EVIDENCE-BASED PASSWORD POLICIES
EVIDENCE-BASED PASSWORD POLICIES
MATT WEEKS @SCRIPTJUNKIE1
DEC. 28, 2016 | THE FRONT LINE
The Communications of the ACM recently published a study on the efficacy of tactics for defending password-protected networks from guessing attacks. The authors discovered that “Enterprises that impose stringent password-composition policies appear to suffer the same fate as those that do not,” reaching three main conclusions:
- It has long been accepted that making users choose more complex passwords is the price they must pay to make their accounts safer; it turns out this line of thinking misunderstands how attacks actually work.
- Harder-to-guess passwords do not always reduce the likelihood of successful guessing attacks; in fact, in a large portion of the attack space, they make no difference at all.…
- Compelling returns are offered by password blacklists, throttling, and hash iteration, while current password-composition policies fail to provide demonstrable improvement in outcomes against offline guessing attacks.
These results match what root9B has found while performing credential assessments encompassing large numbers of users on a variety of networks.
A significant number of accounts in every network we’ve checked are using passwords so weak that they risk being cracked by an attacker guessing common passwords. This type of check is one of the many that our proprietary credential assessment capability Orkos does automatically. Once attackers have compromised one account or one system, whether due to this kind of attack or another, their access quickly snowballs into additional access.
In the networks we have scanned, Orkos has been able to automatically find a path to complete network control from between 75% and 99% of systems and between 50% and 90% of accounts, without even considering weak passwords. It does this by identifying credentials stored on systems and in memory, analyzing privileges, group memberships, system configurations and re-used credentials to show the path an attacker could take if they compromise one system. If you assume the attackers will try guessing passwords, complete network control is virtually guaranteed, at least, until you remediate these risks.

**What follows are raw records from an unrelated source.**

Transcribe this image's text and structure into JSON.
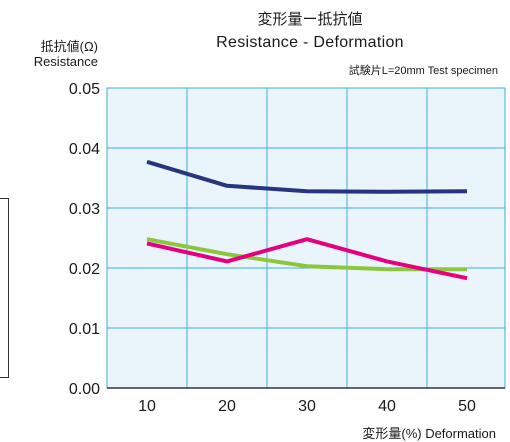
{
  "chart_data": {
    "type": "line",
    "title": "変形量ー抵抗値",
    "subtitle": "Resistance - Deformation",
    "note": "試験片L=20mm Test specimen",
    "ylabel_jp": "抵抗値(Ω)",
    "ylabel_en": "Resistance",
    "xlabel": "変形量(%) Deformation",
    "x": [
      10,
      20,
      30,
      40,
      50
    ],
    "xticks": [
      "10",
      "20",
      "30",
      "40",
      "50"
    ],
    "yticks": [
      "0.00",
      "0.01",
      "0.02",
      "0.03",
      "0.04",
      "0.05"
    ],
    "ylim": [
      0,
      0.05
    ],
    "grid": true,
    "background_color": "#e9f5fb",
    "grid_color": "#3aaedc",
    "series": [
      {
        "color": "#27357e",
        "values": [
          0.0377,
          0.0337,
          0.0328,
          0.0327,
          0.0328
        ]
      },
      {
        "color": "#8cc63f",
        "values": [
          0.0248,
          0.0223,
          0.0203,
          0.0198,
          0.0198
        ]
      },
      {
        "color": "#e4007f",
        "values": [
          0.0241,
          0.0211,
          0.0248,
          0.0211,
          0.0183
        ]
      }
    ]
  }
}
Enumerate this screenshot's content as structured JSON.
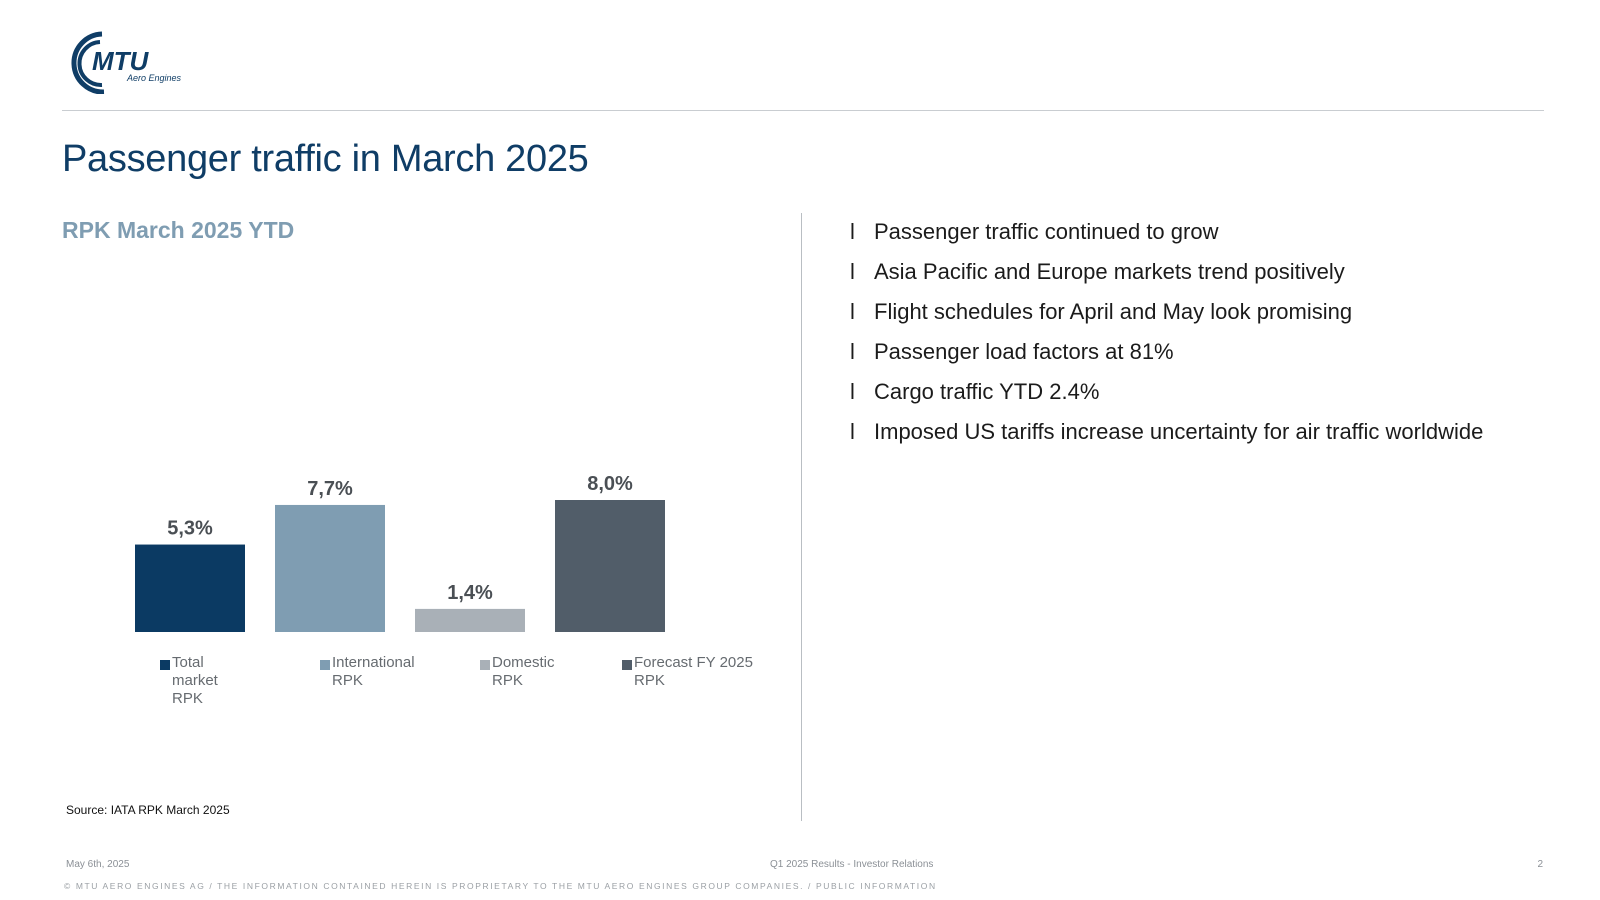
{
  "brand": {
    "logo_text": "MTU",
    "logo_subtext": "Aero Engines",
    "primary_color": "#0f3d66"
  },
  "page": {
    "title": "Passenger traffic in March 2025",
    "subtitle": "RPK March 2025 YTD"
  },
  "chart_data": {
    "type": "bar",
    "categories": [
      "Total market RPK",
      "International RPK",
      "Domestic RPK",
      "Forecast FY 2025 RPK"
    ],
    "values": [
      5.3,
      7.7,
      1.4,
      8.0
    ],
    "value_labels": [
      "5,3%",
      "7,7%",
      "1,4%",
      "8,0%"
    ],
    "colors": [
      "#0b3a63",
      "#7f9db2",
      "#a9b0b7",
      "#515d69"
    ],
    "title": "",
    "xlabel": "",
    "ylabel": "",
    "ylim": [
      0,
      8.0
    ],
    "grid": false,
    "legend_position": "bottom",
    "legend": [
      "Total market RPK",
      "International RPK",
      "Domestic RPK",
      "Forecast FY 2025 RPK"
    ]
  },
  "source": "Source: IATA RPK March 2025",
  "bullets": [
    "Passenger traffic continued to grow",
    "Asia Pacific and Europe markets trend positively",
    "Flight schedules for April and May look promising",
    "Passenger load factors at 81%",
    "Cargo traffic YTD 2.4%",
    "Imposed US tariffs increase uncertainty for air traffic worldwide"
  ],
  "bullet_marker": "l",
  "footer": {
    "date": "May 6th, 2025",
    "center": "Q1 2025 Results - Investor Relations",
    "page_number": "2",
    "legal": "© MTU AERO ENGINES AG  /  THE INFORMATION CONTAINED HEREIN IS PROPRIETARY TO THE MTU AERO ENGINES GROUP COMPANIES.  /  PUBLIC INFORMATION"
  }
}
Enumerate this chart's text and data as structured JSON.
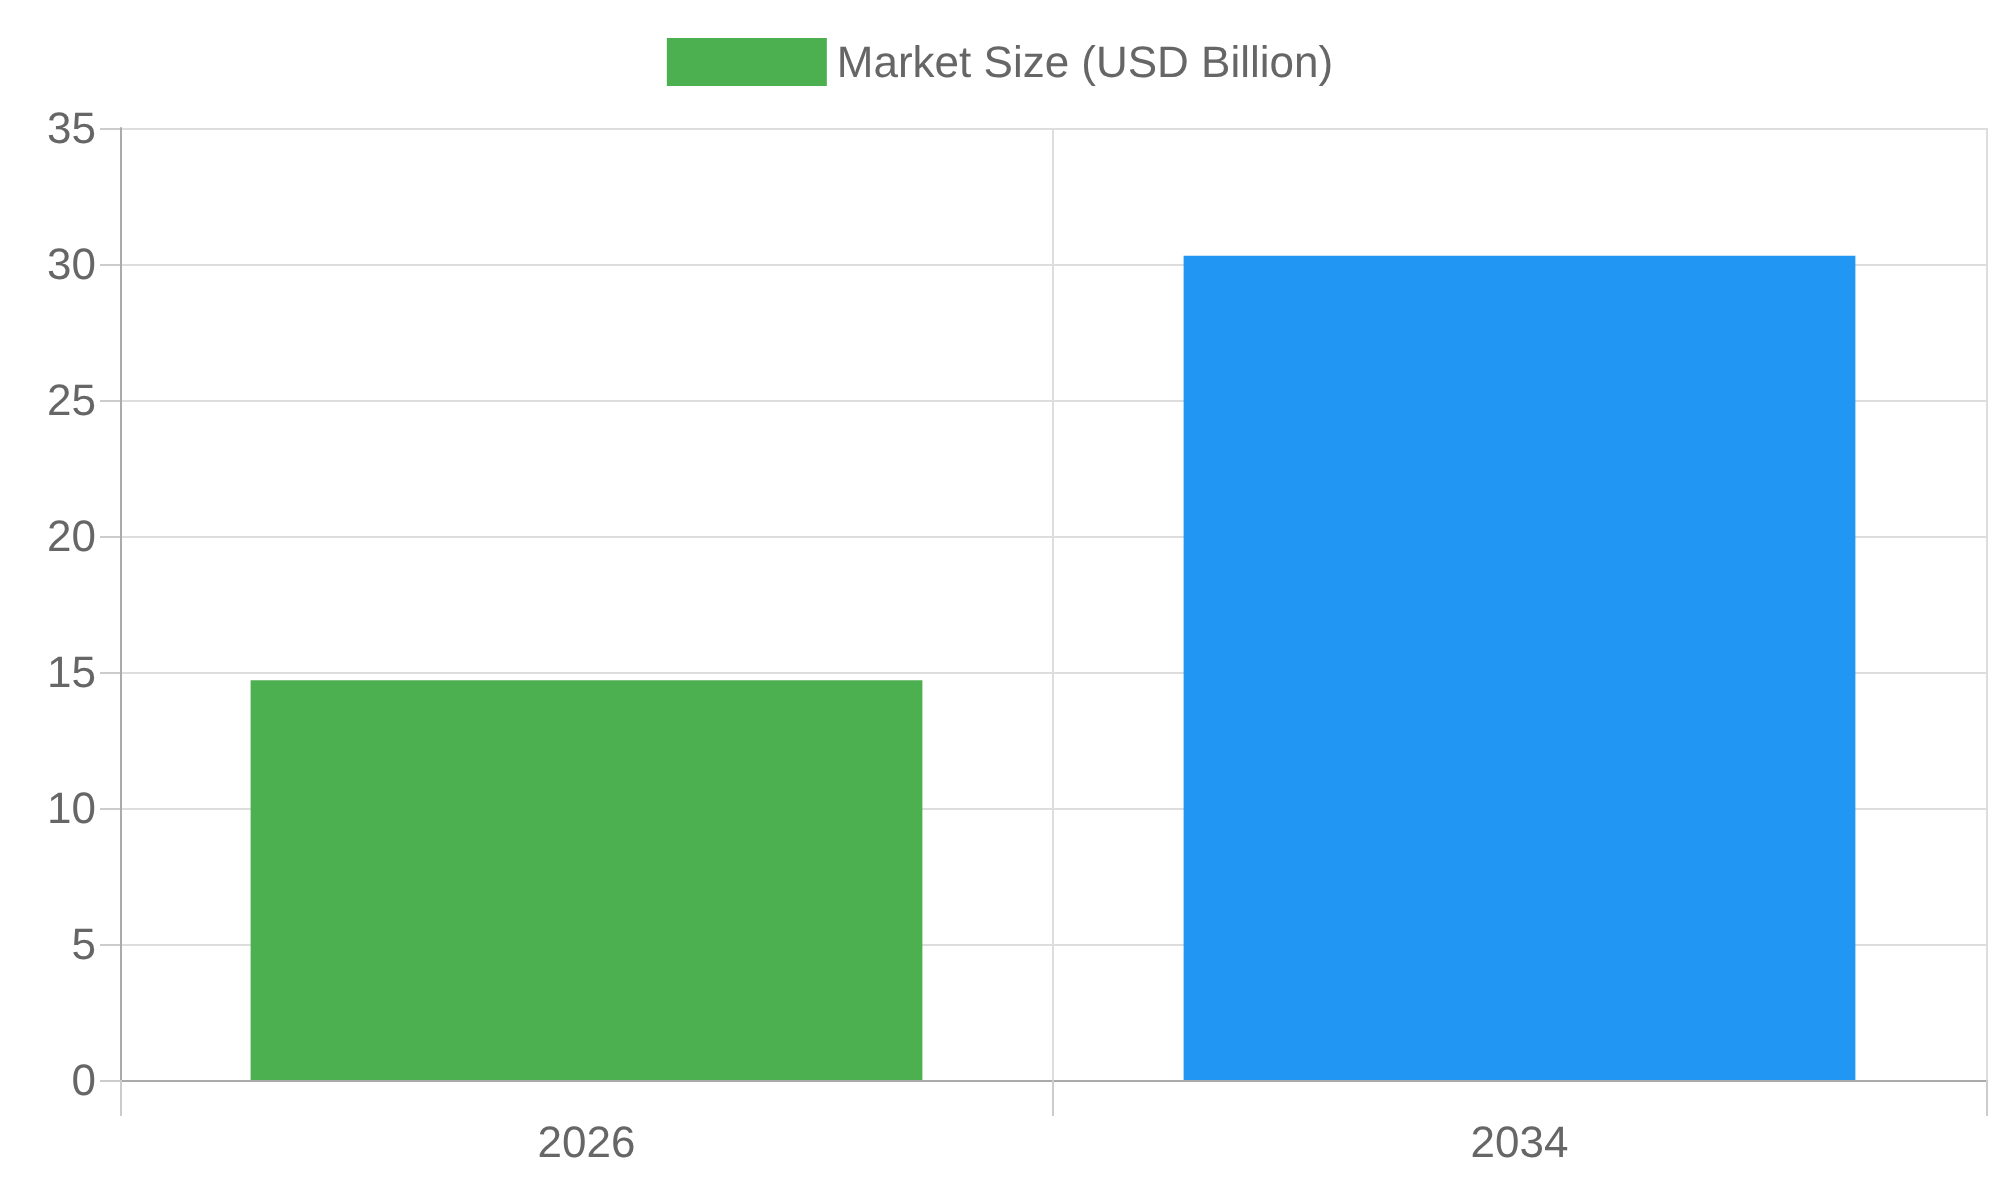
{
  "chart_data": {
    "type": "bar",
    "categories": [
      "2026",
      "2034"
    ],
    "series": [
      {
        "name": "Market Size (USD Billion)",
        "values": [
          14.7,
          30.3
        ],
        "colors": [
          "#4caf50",
          "#2196f3"
        ]
      }
    ],
    "ylim": [
      0,
      35
    ],
    "yticks": [
      0,
      5,
      10,
      15,
      20,
      25,
      30,
      35
    ],
    "grid": true,
    "legend": "top"
  }
}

Once attackers have control of a system, they can extract the password hashes and try to brute-force any uncracked passwords offline. In contrast with an online attack, which defenders can slow down and trigger lockouts to attempt to defeat, an offline attack operates entirely on the attackers system as fast as their hardware can run. With a decent graphics card, even laptops can try over 1 billion guesses per second against common hash types. Defeating an offline brute force is nearly impossible; over 90% of hashes leaked from public breaches can be cracked with an ordinary personal computer.
It is not difficult to create a password that cannot be cracked with an online attack, especially if throttling or lockouts are enabled (although throttling and lockouts can be used to execute a denial-of-service attack against users). However, it is exceptionally difficult for people to create a password that cannot be broken with an offline attack; the only way to ensure this is the case is to use a long, complex, randomly generated password with a measurably high level of entropy from a cryptographically strong source. The vast majority of even long, complex passwords that users create still tend to follow mental shortcuts, like replacing letters with look-alike symbols or using common words and phrases. Password rotation policies have a tendency of weakening passwords, since users’ creativity and patience saps the more frequently password changes are required.
Common password policies simply make it more difficult to create and remember passwords, while not stopping any additional attacks. Instead of doubling down on password policies, why not find your real credential risks and mitigate those instead?